I visited once, within the first 10 years that I lived in New York, I think because my roommate at the time wanted to see the dollhouse for some reason. And, for a long time, that’s how I thought about it: as the museum with the dusty dollhouse in the dim room up at the top of the building.
The Mannahatta exhibit changed all that. This museum knows how to put on a really cool exhibition. Mannahatta was a multi-media exhibition looking at the natural history of the island that we now call Manhattan over time. Topography, flora, fauna, waterways. The history of early human populations. All illustrated with a series of color-coded maps, showing the evolution over time. And then they project forward in time – what will the city be like the future?
I bought this book to enjoy that exhibit with me, long after it ended in person at the museum.
Now the museum has an exhibit about four factors impacting New York’s development: money, density, diversity, and creativity. Starting with the Lenape, digital maps show the density of population. Then it skips forward to the first Dutch settlers, and the map shows where they settled and in what density, the different industries or agricultural foci that they used to make money, what their religions were. And it keeps skipping forward, a few decades at a time, charting the arrival of the English, of slaves, of Jewish people, of Muslims, of the Chinese. The evolution from shipping and agriculture, to manufacturing and craft. The footpaths of the Lenape to the roads of the Dutch to railways and ferries and highways.

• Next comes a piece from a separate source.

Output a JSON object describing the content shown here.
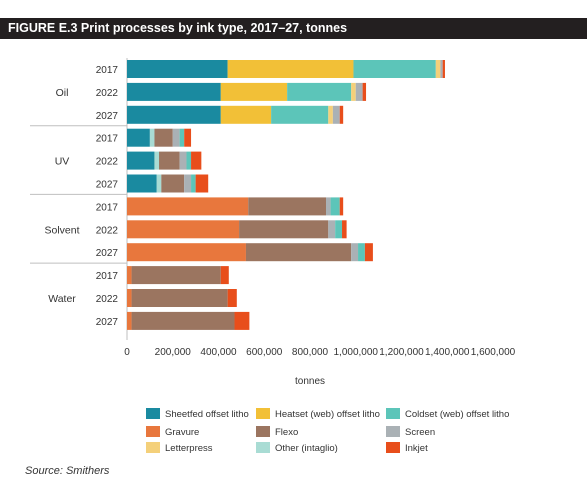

Opposite those evolving digital maps, another media wall shows early streetscapes of New York, fading into the same locations in modern times. The sides of the rooms (the exhibit spans two huge rooms), feature souvenirs from each era; the center of the room is staggered with interactive kiosks where you can call up stories about women, pirates, and other subgroups within historical New York.
I’ve been to see this exhibit twice – and wore out a friend and my husband who needed to digest history in smaller bites. The last time I was there, I discovered another exhibit on the history of New York in film, which looked totally awesome but I couldn’t stay to see it because my companion had had enough and dragged me away, out the front doors into the park.
If you’re going to go the Museum of the City of New York, plan accordingly. Go alone – unless you know someone who matches you in stamina – and plan to be there all day, absorbing information. Or maybe, if you’re doing a staycation, plan to consume it in daily bites.
Or you can buy the huge book, like I did with Mannahatta, and dive into it a little bit at a time at home.